Structured content offers many benefits to your organization, especially relating to the efficiency and cost of producing and translating technical documentation.

  • Faster and cheaper translations

    Translation management systems (TMS) benefit greatly from structured content as the content is stored in separate components. This means the TMSs can quickly identify individual pieces of content and determine what is new, what has changed, and what remains the same. The result of this is often faster and cheaper translations. There are fewer words to translate because the TMS can identify repeated content strings.

  • Content can be used as data in other systems

    Structured content is made of elements that are structured according to predictable rules. This makes it easier for other computer systems to manage your content as if it were data. You can program external systems to process and use your structured content with little or no additional processing. This opens up a variety of possibilities, including transforming your content into other formats.

  • More efficient documentation teams

    Structured content is designed for creating reusable pieces of information. This helps technical writers, and other collaborators, to work more efficiently as they can reuse content that already exists instead of duplicating it. Reusing content also helps to reduce the amount of time required to make changes to your content.

Benefits for authors

The main benefits of structured content for authors relate to efficiency and consistency:

  • The structure of content is enforced by the system (Paligo), so every author uses the same structure for procedures, paragraphs, lists, etc.

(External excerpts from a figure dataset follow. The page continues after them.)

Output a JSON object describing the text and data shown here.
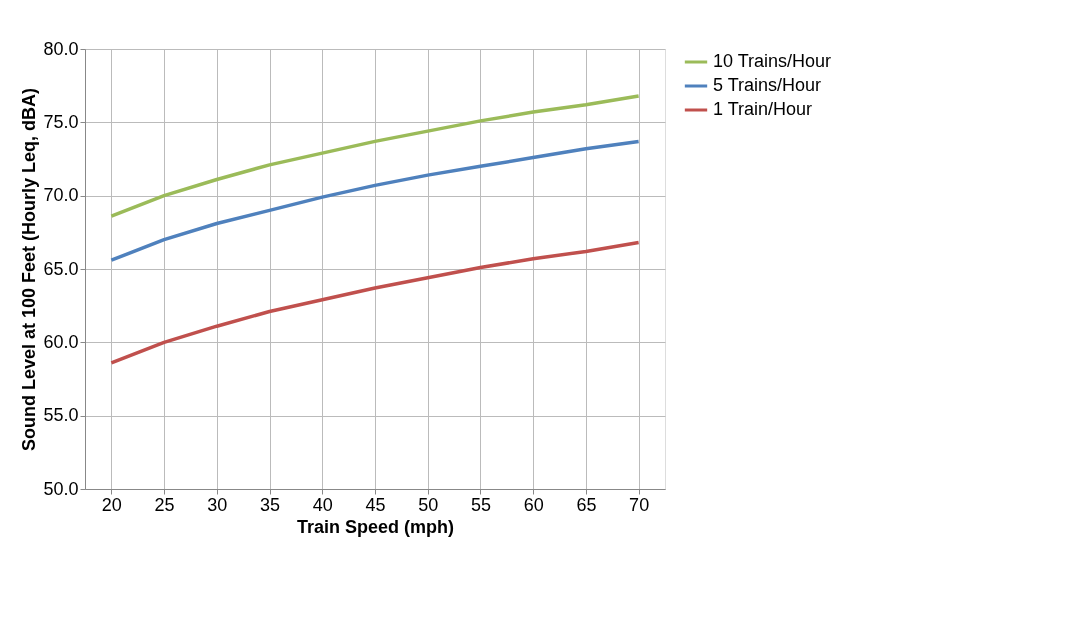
{
  "chart_data": {
    "type": "line",
    "xlabel": "Train Speed (mph)",
    "ylabel": "Sound Level at 100 Feet (Hourly Leq, dBA)",
    "categories": [
      "20",
      "25",
      "30",
      "35",
      "40",
      "45",
      "50",
      "55",
      "60",
      "65",
      "70"
    ],
    "series": [
      {
        "name": "10 Trains/Hour",
        "color": "#9bbb59",
        "values": [
          68.6,
          70.0,
          71.1,
          72.1,
          72.9,
          73.7,
          74.4,
          75.1,
          75.7,
          76.2,
          76.8
        ]
      },
      {
        "name": "5 Trains/Hour",
        "color": "#4f81bd",
        "values": [
          65.6,
          67.0,
          68.1,
          69.0,
          69.9,
          70.7,
          71.4,
          72.0,
          72.6,
          73.2,
          73.7
        ]
      },
      {
        "name": "1 Train/Hour",
        "color": "#c0504d",
        "values": [
          58.6,
          60.0,
          61.1,
          62.1,
          62.9,
          63.7,
          64.4,
          65.1,
          65.7,
          66.2,
          66.8
        ]
      }
    ],
    "ylim": [
      50,
      80
    ],
    "yticks": [
      {
        "value": 50,
        "label": "50.0"
      },
      {
        "value": 55,
        "label": "55.0"
      },
      {
        "value": 60,
        "label": "60.0"
      },
      {
        "value": 65,
        "label": "65.0"
      },
      {
        "value": 70,
        "label": "70.0"
      },
      {
        "value": 75,
        "label": "75.0"
      },
      {
        "value": 80,
        "label": "80.0"
      }
    ],
    "grid": true,
    "legend": "right",
    "marker": "none",
    "line_style": "solid"
  }
}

  • Content is created as reusable blocks, so there is no need to duplicate the same information.

  • It is much quicker to update content if there is "one source of truth" that is reused many times. For example, let's say you have one topic about battery disposal that is used in ten user guides. To update the topic, you make the change once to the original source. The changes you make to the topic also apply wherever that topic is reused.

  • Authors can quickly assemble new documents, reusing existing topics and adding new topics where needed.

  • Authors can focus on the content and its structure. They don't need to consider formatting and presentation as that is handled separately.

Benefits for end users

Structured content makes it easier for authors to reuse the same information, and this has benefits for your end users too. Structured content often produces higher quality documentation as:

  • Content is more user-friendly

    Topics should focus on a single user need, such as explaining a concept or describing how to perform a task. This helps to make content more usable, as it is more focused with stand-alone modules of information.

  • Content is more consistent and more likely to be up-to-date

    Styling and content are separate with structured content, so the formatting of the information is always consistent. Content reuse means the information is more consistent too, as authors can reuse text and images that need to appear in more than one place.

    It's also more likely that the content end users see will be more up-to-date, as content reuse makes it easier for authors to make updates (see benefits for authors).

  • Information is easier to find and understand

    Structured content uses consistent and predictable structures. Information becomes easier to find and understand as your readers become accustomed to the structures.